Com o financiamento de notícias locais diminuindo, o código de mídia da Austrália atraiu atenção significativa. O Google e o Facebook drenaram grandes quantidades de receita de publicidade de empresas de mídia herdadas, e os legisladores de todo o mundo estão reconhecendo cada vez mais que as grandes plataformas de tecnologia têm a responsabilidade de apoiar o jornalismo de interesse público.
Sem muito alarde, outros países – incluindo Brasil, Indonésia, Canadá, Reino Unido e Estados Unidos – iniciaram suas próprias versões da legislação australiana. Como Pierrick Judeaux, diretor de portfólio do novo Fundo Internacional para Mídia de Interesse Público, observou recentemente, o código da mídia tornou-se parte do ‘soft power’ da Austrália. Nos últimos dois anos, as autoridades australianas viajaram o mundo para fazer campanha a favor, alertando seus colegas de que o Google e o Facebook farão lobby duro, gastarão muito e farão acordos sujos para evitar que essas contas se espalhem.
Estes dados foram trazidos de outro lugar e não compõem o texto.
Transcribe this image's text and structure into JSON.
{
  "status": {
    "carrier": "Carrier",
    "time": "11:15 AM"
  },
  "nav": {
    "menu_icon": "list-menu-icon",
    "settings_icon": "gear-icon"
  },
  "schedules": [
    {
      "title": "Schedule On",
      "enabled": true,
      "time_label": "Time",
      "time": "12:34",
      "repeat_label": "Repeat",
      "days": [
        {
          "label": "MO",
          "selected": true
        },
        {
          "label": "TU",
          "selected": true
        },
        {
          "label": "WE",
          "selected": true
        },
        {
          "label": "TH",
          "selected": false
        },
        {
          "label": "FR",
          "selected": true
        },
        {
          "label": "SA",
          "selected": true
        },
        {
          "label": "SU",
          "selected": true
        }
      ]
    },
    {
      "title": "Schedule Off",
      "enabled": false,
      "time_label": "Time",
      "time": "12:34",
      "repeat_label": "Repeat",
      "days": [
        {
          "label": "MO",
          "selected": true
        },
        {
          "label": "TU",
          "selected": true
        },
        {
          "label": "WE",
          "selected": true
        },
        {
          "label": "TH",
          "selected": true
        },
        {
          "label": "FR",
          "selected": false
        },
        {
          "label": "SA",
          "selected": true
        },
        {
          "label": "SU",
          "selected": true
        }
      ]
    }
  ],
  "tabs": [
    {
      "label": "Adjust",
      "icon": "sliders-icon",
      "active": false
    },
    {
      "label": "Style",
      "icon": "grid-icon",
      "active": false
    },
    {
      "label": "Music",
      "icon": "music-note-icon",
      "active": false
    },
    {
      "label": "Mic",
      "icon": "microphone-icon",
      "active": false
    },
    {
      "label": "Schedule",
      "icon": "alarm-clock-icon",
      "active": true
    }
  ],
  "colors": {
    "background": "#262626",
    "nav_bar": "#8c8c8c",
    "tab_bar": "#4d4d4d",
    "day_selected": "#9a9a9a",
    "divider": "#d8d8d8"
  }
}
O Google, em particular, intensificou os esforços para bloquear essas leis. Aproveitando esse ceticismo e tentando criar divisões, o Google fechou acordos privados com um seleto grupo de editores canadenses e está pronto para iniciar negociações formais com editores na África do Sul nas próximas semanas. Para receber apoio financeiro da empresa, os editores devem concordar em não buscar compensação adicional quando a nova legislação for aprovada.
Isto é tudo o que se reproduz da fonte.